Guardianship, on the other hand, is not necessarily permanent.  Guardianship can be temporary in the right circumstance (but it is intended to be a long-term plan, no natural parent should enter into a guardianship thinking they can return to Court swiftly thereafter).  This is because in a guardianship, the rights of the natural parents are not terminated.

In a guardianship, the foster parents who have had the child while the DCYF case remained open to the Courts, agree to keep the child, care for her, raise her, and make decisions on her behalf almost as if they were natural parents.

The guardians also get to decide whether either natural parents may visit or even speak to the child!  Too many parents agree to a guardianship in order to avoid the more draconian option (adoption) without fully comprehending this fact.

Once you allow another party to become the legal guardian of your child, that person alone makes all major and minor decisions for the child.

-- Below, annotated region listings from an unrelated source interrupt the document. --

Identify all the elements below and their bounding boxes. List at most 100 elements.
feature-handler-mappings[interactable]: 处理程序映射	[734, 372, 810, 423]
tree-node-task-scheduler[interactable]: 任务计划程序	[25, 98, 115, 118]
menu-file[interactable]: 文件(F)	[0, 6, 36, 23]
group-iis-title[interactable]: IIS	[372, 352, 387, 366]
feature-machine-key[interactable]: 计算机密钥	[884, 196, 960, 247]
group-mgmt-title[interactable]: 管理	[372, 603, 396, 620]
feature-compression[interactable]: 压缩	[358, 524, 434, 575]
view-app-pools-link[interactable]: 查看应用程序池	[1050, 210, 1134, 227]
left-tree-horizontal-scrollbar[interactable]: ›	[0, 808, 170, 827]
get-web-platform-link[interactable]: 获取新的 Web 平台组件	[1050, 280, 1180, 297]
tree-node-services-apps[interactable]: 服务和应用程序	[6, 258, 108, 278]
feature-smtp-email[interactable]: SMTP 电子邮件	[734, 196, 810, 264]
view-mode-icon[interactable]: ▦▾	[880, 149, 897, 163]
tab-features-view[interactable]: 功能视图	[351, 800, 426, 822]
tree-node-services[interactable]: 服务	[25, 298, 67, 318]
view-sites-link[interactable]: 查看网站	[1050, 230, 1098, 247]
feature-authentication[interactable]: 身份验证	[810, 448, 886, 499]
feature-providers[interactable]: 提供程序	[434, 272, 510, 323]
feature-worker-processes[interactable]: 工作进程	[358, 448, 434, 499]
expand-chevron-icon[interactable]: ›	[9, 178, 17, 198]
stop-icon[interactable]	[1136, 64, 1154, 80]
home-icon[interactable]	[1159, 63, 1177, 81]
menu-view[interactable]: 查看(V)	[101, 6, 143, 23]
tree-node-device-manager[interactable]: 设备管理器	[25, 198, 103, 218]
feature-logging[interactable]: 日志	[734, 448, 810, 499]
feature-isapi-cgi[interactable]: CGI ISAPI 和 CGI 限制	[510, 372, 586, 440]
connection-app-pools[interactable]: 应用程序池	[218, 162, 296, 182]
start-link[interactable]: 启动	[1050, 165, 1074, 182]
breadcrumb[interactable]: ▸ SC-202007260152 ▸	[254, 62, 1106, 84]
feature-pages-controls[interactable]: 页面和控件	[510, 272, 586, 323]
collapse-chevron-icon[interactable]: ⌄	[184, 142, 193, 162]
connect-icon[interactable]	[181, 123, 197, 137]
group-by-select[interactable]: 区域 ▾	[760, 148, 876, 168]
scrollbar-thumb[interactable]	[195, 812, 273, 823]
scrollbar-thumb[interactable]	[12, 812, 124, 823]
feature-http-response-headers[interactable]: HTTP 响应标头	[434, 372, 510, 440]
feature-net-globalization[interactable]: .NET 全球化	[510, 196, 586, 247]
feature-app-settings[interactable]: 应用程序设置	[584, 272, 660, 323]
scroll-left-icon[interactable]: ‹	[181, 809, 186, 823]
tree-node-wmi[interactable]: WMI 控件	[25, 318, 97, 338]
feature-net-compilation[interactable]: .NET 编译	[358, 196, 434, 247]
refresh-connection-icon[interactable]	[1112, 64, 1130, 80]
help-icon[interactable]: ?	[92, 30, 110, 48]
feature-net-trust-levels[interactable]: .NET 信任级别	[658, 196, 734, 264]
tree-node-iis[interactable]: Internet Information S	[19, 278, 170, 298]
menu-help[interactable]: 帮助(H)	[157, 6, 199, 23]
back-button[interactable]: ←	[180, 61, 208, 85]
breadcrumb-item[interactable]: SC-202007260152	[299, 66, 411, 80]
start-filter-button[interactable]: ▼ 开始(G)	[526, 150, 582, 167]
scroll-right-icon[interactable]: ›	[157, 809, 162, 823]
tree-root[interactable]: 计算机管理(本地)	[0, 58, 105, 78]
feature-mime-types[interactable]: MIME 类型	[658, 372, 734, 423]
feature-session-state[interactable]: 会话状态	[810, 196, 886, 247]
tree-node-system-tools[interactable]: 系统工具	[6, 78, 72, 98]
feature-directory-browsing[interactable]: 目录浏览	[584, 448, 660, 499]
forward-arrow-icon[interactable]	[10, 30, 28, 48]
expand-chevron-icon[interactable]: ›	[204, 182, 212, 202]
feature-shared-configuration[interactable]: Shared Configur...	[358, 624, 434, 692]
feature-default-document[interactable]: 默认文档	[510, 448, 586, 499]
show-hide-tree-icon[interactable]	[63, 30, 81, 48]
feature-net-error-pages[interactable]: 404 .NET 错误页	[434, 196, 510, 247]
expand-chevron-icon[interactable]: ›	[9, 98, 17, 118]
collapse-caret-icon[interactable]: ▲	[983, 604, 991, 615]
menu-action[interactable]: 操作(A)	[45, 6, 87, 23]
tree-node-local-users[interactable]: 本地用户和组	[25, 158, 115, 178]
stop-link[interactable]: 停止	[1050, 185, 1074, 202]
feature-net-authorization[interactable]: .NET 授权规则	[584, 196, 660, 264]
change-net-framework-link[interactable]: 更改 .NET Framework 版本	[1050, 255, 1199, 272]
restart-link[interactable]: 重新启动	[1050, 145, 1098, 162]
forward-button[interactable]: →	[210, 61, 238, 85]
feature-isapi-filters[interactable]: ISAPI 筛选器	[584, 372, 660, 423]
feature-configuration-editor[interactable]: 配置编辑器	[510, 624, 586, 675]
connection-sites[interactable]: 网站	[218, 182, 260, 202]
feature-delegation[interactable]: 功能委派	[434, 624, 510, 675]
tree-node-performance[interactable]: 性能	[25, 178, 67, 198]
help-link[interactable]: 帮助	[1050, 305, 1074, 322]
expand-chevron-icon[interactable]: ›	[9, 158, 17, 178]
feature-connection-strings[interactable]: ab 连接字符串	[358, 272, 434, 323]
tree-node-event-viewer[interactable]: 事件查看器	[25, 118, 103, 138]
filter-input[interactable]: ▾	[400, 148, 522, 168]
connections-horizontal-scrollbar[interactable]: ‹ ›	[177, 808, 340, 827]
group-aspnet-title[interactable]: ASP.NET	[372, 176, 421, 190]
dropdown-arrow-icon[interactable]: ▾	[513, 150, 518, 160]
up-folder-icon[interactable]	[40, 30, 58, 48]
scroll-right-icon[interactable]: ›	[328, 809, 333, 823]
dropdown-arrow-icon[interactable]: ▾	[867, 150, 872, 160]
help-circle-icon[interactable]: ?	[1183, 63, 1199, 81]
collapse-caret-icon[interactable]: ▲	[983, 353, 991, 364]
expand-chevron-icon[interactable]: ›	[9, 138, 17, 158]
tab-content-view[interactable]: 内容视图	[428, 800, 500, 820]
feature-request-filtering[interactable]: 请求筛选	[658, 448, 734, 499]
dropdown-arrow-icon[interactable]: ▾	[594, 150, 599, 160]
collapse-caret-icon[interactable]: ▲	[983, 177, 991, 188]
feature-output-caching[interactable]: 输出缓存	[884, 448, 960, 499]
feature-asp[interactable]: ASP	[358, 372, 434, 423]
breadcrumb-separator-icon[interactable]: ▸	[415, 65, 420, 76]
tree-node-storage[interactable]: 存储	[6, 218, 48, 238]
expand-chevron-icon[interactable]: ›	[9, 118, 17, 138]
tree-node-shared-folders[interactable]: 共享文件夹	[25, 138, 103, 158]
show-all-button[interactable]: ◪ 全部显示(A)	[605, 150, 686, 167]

The benefit of a guardianship to the natural parents is that the process is not permanent; the natural parent can return to the Family Court if and when they feel they are again ready to safely care for their child (remember, in a guardianship, the child is still the natural parent’s).

The Family Court will then conduct an analysis to determine whether the children should remain with the guardians or return to the birth parent(s).

There is another major benefit to birth parents who agree to guardianship compared to adoption in the R.I. Family Court.

DCYF keeps track of which parents have their rights terminated, and the Department may become involved with any children born to that parent thereafter.  Meaning, if you have a DCYF case and that cast lasts longer than one (1) year, and the Court is not convinced after the one-year anniversary of the case that the child can reunify, then a parent will have to decide between “giving the child up for” adoption or guardianship.

If the parent does agree to have his or her child adopted, then any children he or she has later may also be taken into state custody!

Please note that this discussion covers the meaning of “Guardianship” in Family Court, not Probate Court where it can have different consequences.